Dieser Rechenkern wird von verschiedensten COBOL Programmen in unterschiedlichen Systemen aufgerufen.
Es soll aber nur der Rechenkern neu gemacht werden und nicht unsere komplette Softwarelandschaft umgekrempelt werden.


----------



## uwe (18. Mrz 2011)

Hallo Christian,

schade. Denn das ist ein Super Alternative zu dem Mainframe COBOL Compiler. So wie ich das verstehe ist es bei dir andersherum, dass COBOL Bleibt und Module nach Java ausgelagert werden.

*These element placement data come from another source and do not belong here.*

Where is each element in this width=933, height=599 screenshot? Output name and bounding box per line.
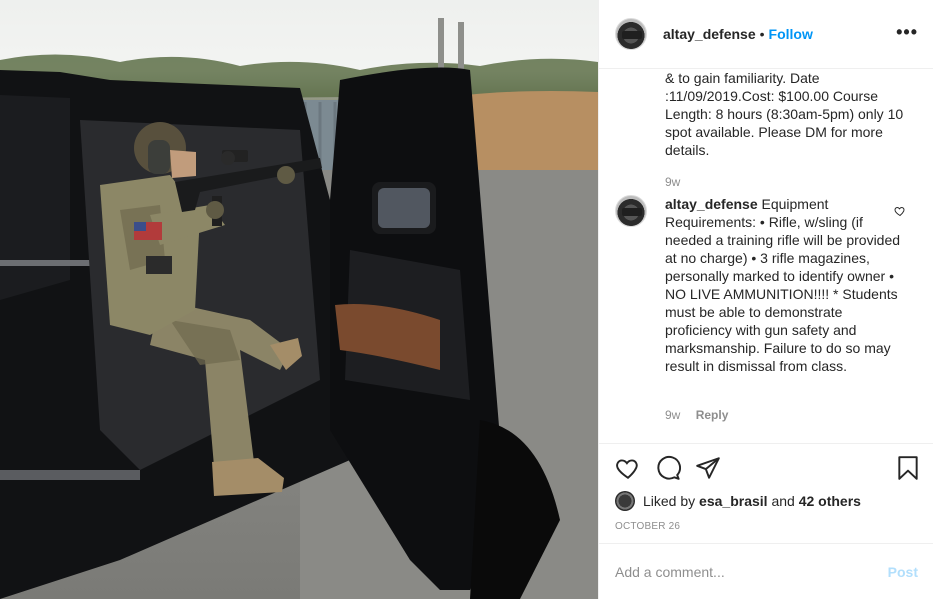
caption-timestamp: 9w: [665, 175, 681, 189]
comment-text: Equipment Requirements: • Rifle, w/sling…: [665, 196, 901, 374]
caption-continuation: & to gain familiarity. Date :11/09/2019.…: [665, 70, 904, 158]
comment-body: altay_defense Equipment Requirements: • …: [665, 195, 910, 375]
post-actions: Liked by esa_brasil and 42 others OCTOBE…: [599, 443, 933, 543]
share-icon[interactable]: [695, 455, 721, 481]
comments-list[interactable]: & to gain familiarity. Date :11/09/2019.…: [599, 69, 933, 443]
post-header: altay_defense • Follow •••: [599, 0, 933, 69]
bookmark-icon[interactable]: [895, 455, 921, 481]
post-comment-button[interactable]: Post: [888, 564, 918, 580]
add-comment-bar: Add a comment... Post: [599, 543, 933, 599]
post-photo[interactable]: [0, 0, 598, 599]
liker-avatar[interactable]: [615, 491, 635, 511]
post-photo-illustration: [0, 18, 598, 599]
comment-like-heart-icon[interactable]: [894, 205, 906, 217]
comment-avatar[interactable]: [615, 195, 647, 227]
comment-username[interactable]: altay_defense: [665, 196, 758, 212]
author-avatar[interactable]: [615, 18, 647, 50]
comment-meta: 9w Reply: [665, 408, 728, 422]
post-details-panel: altay_defense • Follow ••• & to gain fam…: [598, 0, 933, 599]
heart-icon[interactable]: [615, 455, 641, 481]
comment-icon[interactable]: [655, 455, 681, 481]
add-comment-input[interactable]: Add a comment...: [615, 564, 888, 580]
follow-button[interactable]: Follow: [769, 26, 813, 42]
likes-prefix: Liked by: [643, 493, 696, 509]
reply-button[interactable]: Reply: [696, 408, 729, 422]
liker-username[interactable]: esa_brasil: [699, 493, 768, 509]
header-separator: •: [759, 26, 765, 42]
likes-summary: Liked by esa_brasil and 42 others: [615, 491, 861, 511]
likes-others-link[interactable]: 42 others: [799, 493, 861, 509]
more-options-icon[interactable]: •••: [896, 22, 918, 43]
comment-timestamp: 9w: [665, 408, 681, 422]
author-username[interactable]: altay_defense: [663, 26, 756, 42]
likes-connector: and: [771, 493, 795, 509]
post-date: OCTOBER 26: [615, 521, 681, 532]
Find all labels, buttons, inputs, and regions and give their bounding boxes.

Bei den Meisten Anwendungslandschaften ist es anders herum. Da wurde die grafische Oberfläche zum Beispiel mit Java Servlet erstellt, der vorhandene Rechenkern, der noch in COBOL vorhanden ist, soll dann darin eingebunden werden.

Für genauere Informationen, wenn Interesse besteht, bitte per eMail schicken.

viele grüße
uwe


----------



## jaka (21. Jun 2011)

Hallo zusammen,

Schaut euch doch mal den Foliensatz "Integrating COBOL with Java" von Tom Ross von der IBM an:

  www-304.ibm.com/support/docview.wss?uid=swg27015223&aid=1&wv=1

Dort findet sich eine Menge interessanter Fakten dazu!

Viele Grüße,
Kalli


----------